Electronic health records (EHRs) are used in hospitals to store diagnoses, clinician notes, examinations, lab results, and interventions for each patient. Grouping patients into distinct subsets, for example, via clustering, may enable the discovery of unknown disease patterns or comorbidities, which could eventually lead to better treatment through personalized medicine. Patient data derived from EHRs is heterogeneous and temporally irregular. Therefore, traditional machine learning methods like PCA are ill-suited for analysis of EHR-derived patient data. We propose to address these issues with a new methodology based on training a gated recurrent unit (GRU) autoencoder directly on health record data. Our method learns a low-dimensional feature space by training on patient data time series, where the time of each data point is expressed explicitly. We use positional encodings for time, allowing our model to better handle the temporal irregularity of the data. We apply our method to data from the Medical Information Mart for Intensive Care (MIMIC-III). Using our data-derived feature space, we can cluster patients into groups representing major classes of disease patterns. Additionally, we show that our feature space exhibits a rich substructure at multiple scales.

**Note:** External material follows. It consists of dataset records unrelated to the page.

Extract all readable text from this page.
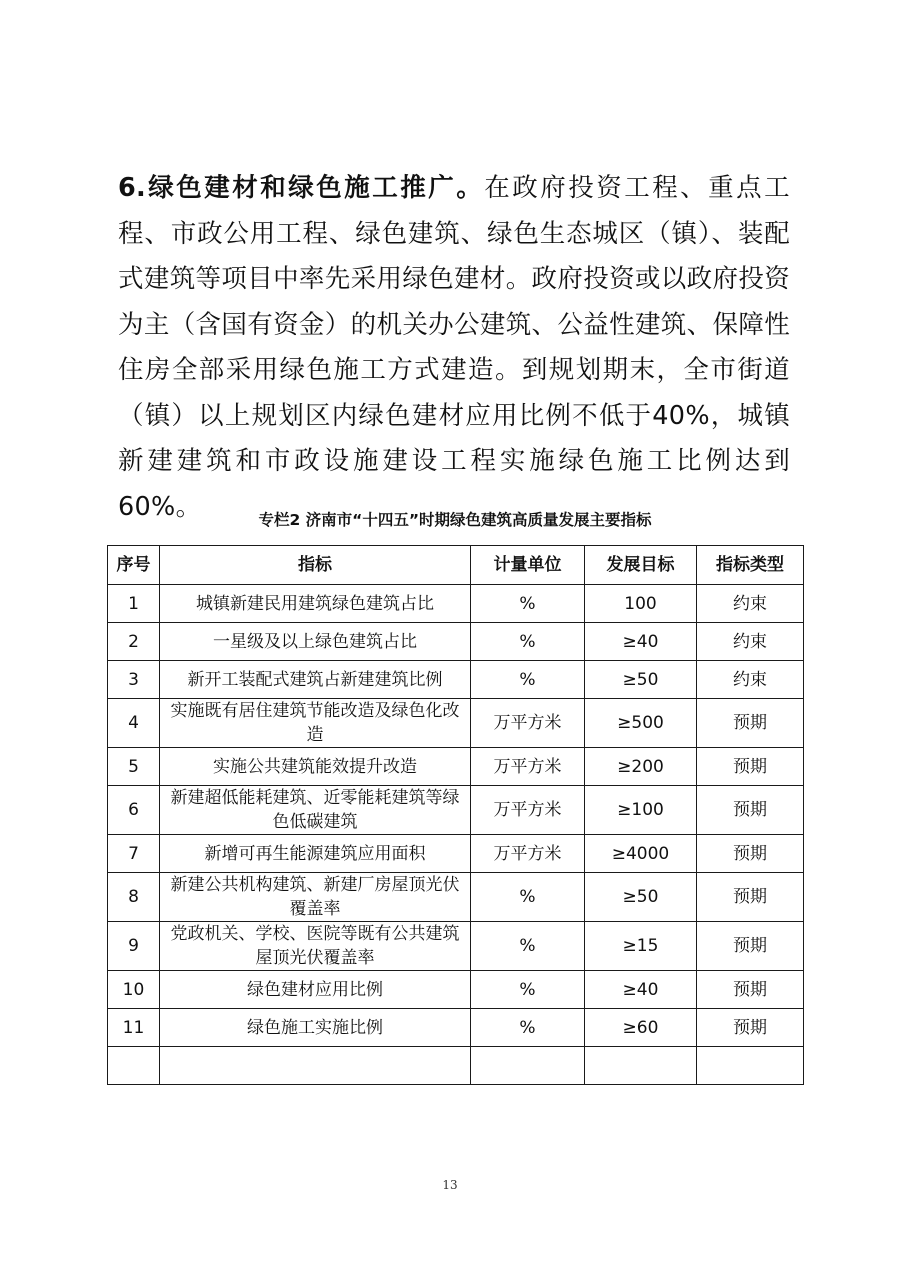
6.绿色建材和绿色施工推广。在政府投资工程、重点工程、市政公用工程、绿色建筑、绿色生态城区（镇）、装配式建筑等项目中率先采用绿色建材。政府投资或以政府投资为主（含国有资金）的机关办公建筑、公益性建筑、保障性住房全部采用绿色施工方式建造。到规划期末，全市街道（镇）以上规划区内绿色建材应用比例不低于40%，城镇新建建筑和市政设施建设工程实施绿色施工比例达到60%。	专栏2 济南市“十四五”时期绿色建筑高质量发展主要指标
序号	指标	计量单位	发展目标	指标类型
1	城镇新建民用建筑绿色建筑占比	%	100	约束
2	一星级及以上绿色建筑占比	%	≥40	约束
3	新开工装配式建筑占新建建筑比例	%	≥50	约束
4	实施既有居住建筑节能改造及绿色化改造	万平方米	≥500	预期
5	实施公共建筑能效提升改造	万平方米	≥200	预期
6	新建超低能耗建筑、近零能耗建筑等绿色低碳建筑	万平方米	≥100	预期
7	新增可再生能源建筑应用面积	万平方米	≥4000	预期
8	新建公共机构建筑、新建厂房屋顶光伏覆盖率	%	≥50	预期
9	党政机关、学校、医院等既有公共建筑屋顶光伏覆盖率	%	≥15	预期
10	绿色建材应用比例	%	≥40	预期
11	绿色施工实施比例	%	≥60	预期

13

电子健康记录 (EHR) 被用于医院中存储每位患者的诊断、临床医生记录、检查、实验室结果和干预措施。例如,通过聚类将患者分为不同的子集,可以发现未知的疾病模式或合并症,这最终可能通过个性化医疗带来更好的治疗效果。从 EHR 中提取出的患者数据具有异质性和时间不规则性。因此,传统的机器学习方法(如 PCA)不适用于分析 EHR 衍生的患者数据。我们提出了一种新的方法,该方法基于直接在健康记录数据上训练门控循环单元 (GRU) 自动编码器来解决这些问题。我们的方法通过在患者数据时间序列上进行训练,学习到一个低维特征空间,其中每个数据点的时间都被明确表示。我们使用时间位置编码,使我们的模型能够更好地处理数据的时间不规则性。我们将我们的方法应用于来自重症监护医疗信息集市 (MIMIC-III) 的数据。使用我们的数据衍生特征空间,我们可以将患者聚类为代表主要疾病模式类别的组。此外,我们还表明,我们的特征空间在多个尺度上表现出丰富的子结构。